Tahun 1854 di Hindia-Belanda dikeluarkan Regeringsreglement (kemudian dinamakan RR 1854) atau Peraturan mengenai Tata Pemerintahan (di Hindia-Belanda) yang tujuannya adalah melindungi kepentingan usaha-usaha swasta di tanah jajahan & untuk yang pertama kalinya mencantumkan perlindungan hukum untuk rakyat pribumi dari pemerintahan jajahan yang sewenang-wenang.

Hal ini bisa dilihat dalam (Regeringsreglement) RR 1854 yang mengatur soal pembatasan terhadap eksekutif (paling utama Residen) & kepolisian, dan juga jaminan soal proses peradilan yg bebas.

Otokratisme administrasi kolonial masih tetap terjadi pada era ini, meskipun tidak lagi sekejam dahulu. Pembaharuan hukum yang didasari oleh politik liberalisasi ekonomi ini ternyata tidak dapat meningkatkan kesejahteraan rakyat pribumi, sebab eksploitasi masih terus terjadi.

  1. Era Politik Etis Sampai Kolonialisme Jepang

Politik Etis diterapkan  di awal abad ke-20. Kebijakan-kebijakan awal politik etis yang berkaitan langsung dengan pembaharuan hukum antara lain:

  1. Pendidikan bagi rakyat pribumi, termasuk juga pendidikan lanjutan hukum;
  2. Pendirian Volksraad, yaitu lembaga perwakilan untuk kaum pribumi;
  3. Manajemen organisasi pemerintahan, yang utama dari sisi efisiensi;
  4. Manajemen lembaga peradilan, yang utama dalam hal profesionalitas;
  5. Pembentukan peraturan perundang-undangan yg berorientasi pada kepastian hukum.

Sampai saat hancurnya kolonialisme Belanda, pembaruan hukum di Hindia Belanda meninggalkan warisan :

  1.  Pluralisme/dualisme hukum privat dan pluralisme/dualisme lembaga-lembaga peradilan;
  2. Pengelompokan rakyat ke menjadi tiga golongan; Eropa dan yang disamakan, Timur Asing, Tionghoa & Non-Tionghoa, & Pribumi.

Masa penjajahan Jepang tidak banyak terjadi pembaruan hukum di semua peraturan perundang-undangan yang tidak berlawanan dengan peraturan militer Jepang, tetap berlaku sambil menghapus hak-hak istimewa orang-orang Belanda & Eropa lainnya. Sedikit perubahan perundang-undangan yang dilakukan :

  1. Kitab Undang-undang Hukum Perdata, yang awalnya hanya berlaku untuk golongan Eropa & yang setara, diberlakukan juga untuk kaum Cina;
  2. Beberapa peraturan militer diselipkan dalam peraturan perundang-undangan pidana yang berlaku.

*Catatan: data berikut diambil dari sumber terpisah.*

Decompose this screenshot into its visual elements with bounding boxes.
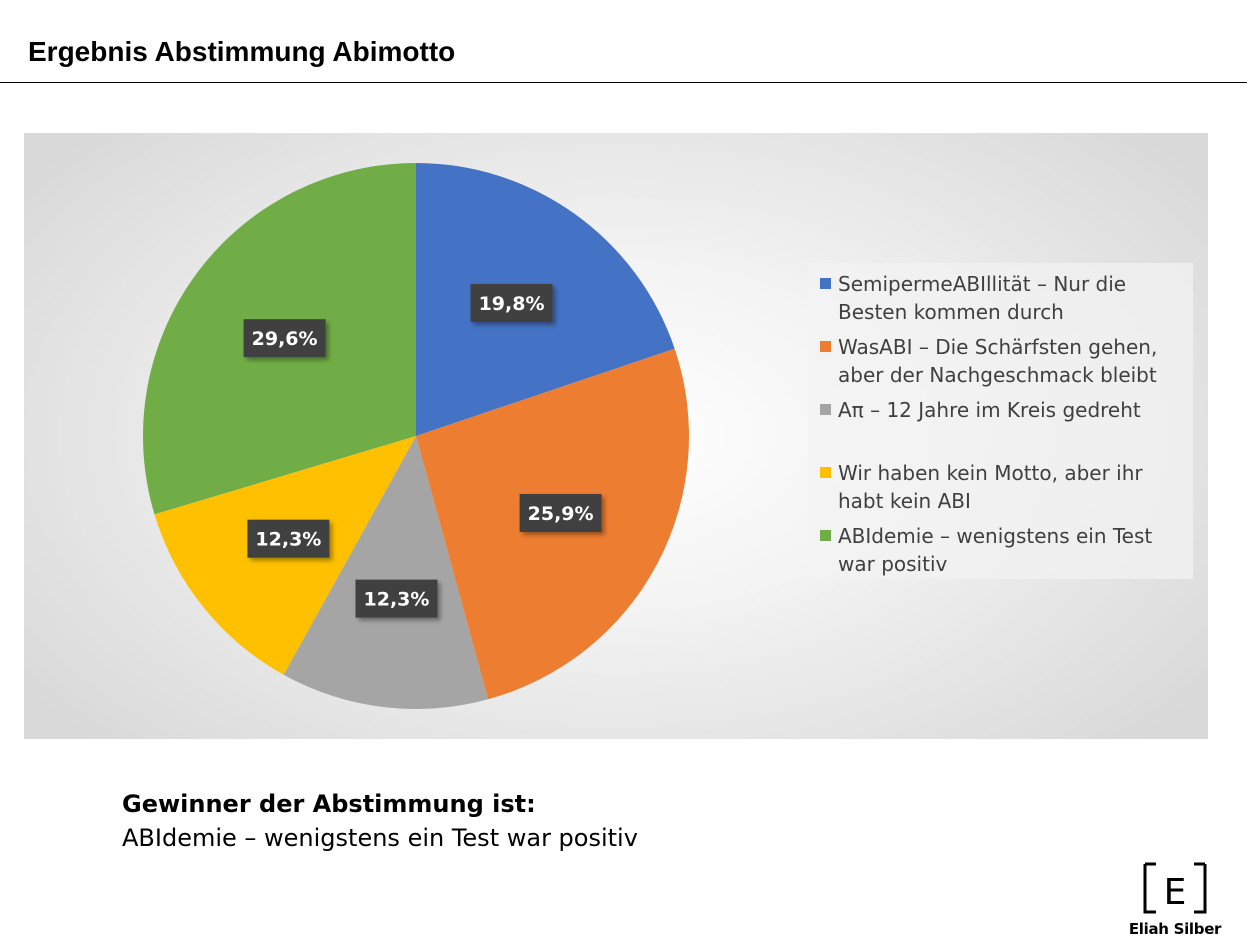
data-label-box (355, 579, 438, 618)
title-divider (0, 82, 1247, 83)
data-label-text: 29,6% (252, 328, 318, 350)
data-label-box (243, 319, 326, 358)
page-title: Ergebnis Abstimmung Abimotto (28, 36, 456, 67)
data-label-text: 12,3% (364, 589, 430, 611)
winner-heading: Gewinner der Abstimmung ist: (122, 790, 536, 818)
winner-name: ABIdemie – wenigstens ein Test war posit… (122, 824, 638, 852)
pie-chart: 19,8% 25,9% 12,3% 12,3% 29,6% SemipermeABIll… (24, 133, 1208, 739)
data-label-text: 19,8% (479, 293, 545, 315)
letter-e-frame-icon: E (1143, 862, 1207, 914)
pie-data-label: 12,3% (355, 579, 438, 618)
legend-item-a-pi: Aπ – 12 Jahre im Kreis gedreht (820, 396, 1190, 424)
pie-slice-a-pi (283, 436, 489, 709)
legend-label: WasABI – Die Schärfsten gehen, aber der … (838, 335, 1158, 387)
legend-item-kein-motto: Wir haben kein Motto, aber ihr habt kein… (820, 459, 1190, 515)
legend-item-semipermeabillitaet: SemipermeABIllität – Nur die Besten komm… (820, 270, 1190, 326)
legend (808, 263, 1193, 579)
pie-data-label: 29,6% (243, 319, 326, 358)
pie-data-label: 12,3% (247, 519, 330, 558)
logo: E Eliah Silber (1120, 860, 1230, 940)
legend-label: SemipermeABIllität – Nur die Besten komm… (838, 272, 1127, 324)
legend-label: ABIdemie – wenigstens ein Test war posit… (838, 524, 1153, 576)
legend-swatch (820, 341, 831, 352)
data-label-box (519, 493, 602, 532)
legend-swatch (820, 404, 831, 415)
legend-label: Wir haben kein Motto, aber ihr habt kein… (838, 461, 1143, 513)
data-label-box (247, 519, 330, 558)
pie-data-label: 25,9% (519, 493, 602, 532)
data-label-text: 12,3% (255, 529, 321, 551)
data-label-box (470, 283, 553, 322)
pie-data-labels: 19,8% 25,9% 12,3% 12,3% 29,6% (243, 283, 602, 618)
legend-swatch (820, 530, 831, 541)
legend-item-abidemie: ABIdemie – wenigstens ein Test war posit… (820, 522, 1190, 578)
pie-data-label: 19,8% (470, 283, 553, 322)
pie-slices (142, 163, 690, 709)
pie-chart-svg: 19,8% 25,9% 12,3% 12,3% 29,6% (142, 163, 690, 709)
legend-swatch (820, 467, 831, 478)
data-label-text: 25,9% (528, 503, 594, 525)
legend-label: Aπ – 12 Jahre im Kreis gedreht (838, 398, 1141, 422)
logo-letter: E (1164, 872, 1187, 913)
legend-swatch (820, 278, 831, 289)
legend-item-wasabi: WasABI – Die Schärfsten gehen, aber der … (820, 333, 1190, 389)
logo-name: Eliah Silber (1128, 920, 1222, 938)
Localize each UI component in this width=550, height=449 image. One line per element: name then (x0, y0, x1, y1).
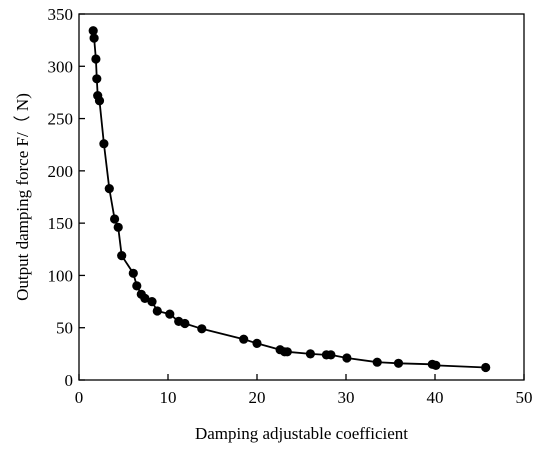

Di bidang peradilan, pembaharuan yang terjadi adalah:

  1. Penghapusan pluralisme/dualisme tata peradilan;
  2. Unifikasi kejaksaan;
  3. Penghapusan pembedaan polisi kota & lapangan/pedesaan;
  4. Pembentukan lembaga pendidikan hukum;
  5. Pengisian secara besar-besaran jabatan-jabatan administrasi pemerintahan & hukum dengan rakyat pribumi.

 

  1. Era Revolusi Fisik Sampai Demokrasi Liberal
  1. Era Revolusi Fisik
  1. Melanjutkan unfikasi badan-badan peradilan dengan melaksanakan penyederhanaan;
  2. Mengurangi serta membatasi peranan badan-badan pengadilan adat & swapraja, terkecuali badan-badan pengadilan agama yg bahkan diperkuat dengan pembentukan Mahkamah Islam Tinggi.
  1. Era Demokrasi Liberal

Undang-undang Dasar Sementara 1950 yang sudah mengakui HAM.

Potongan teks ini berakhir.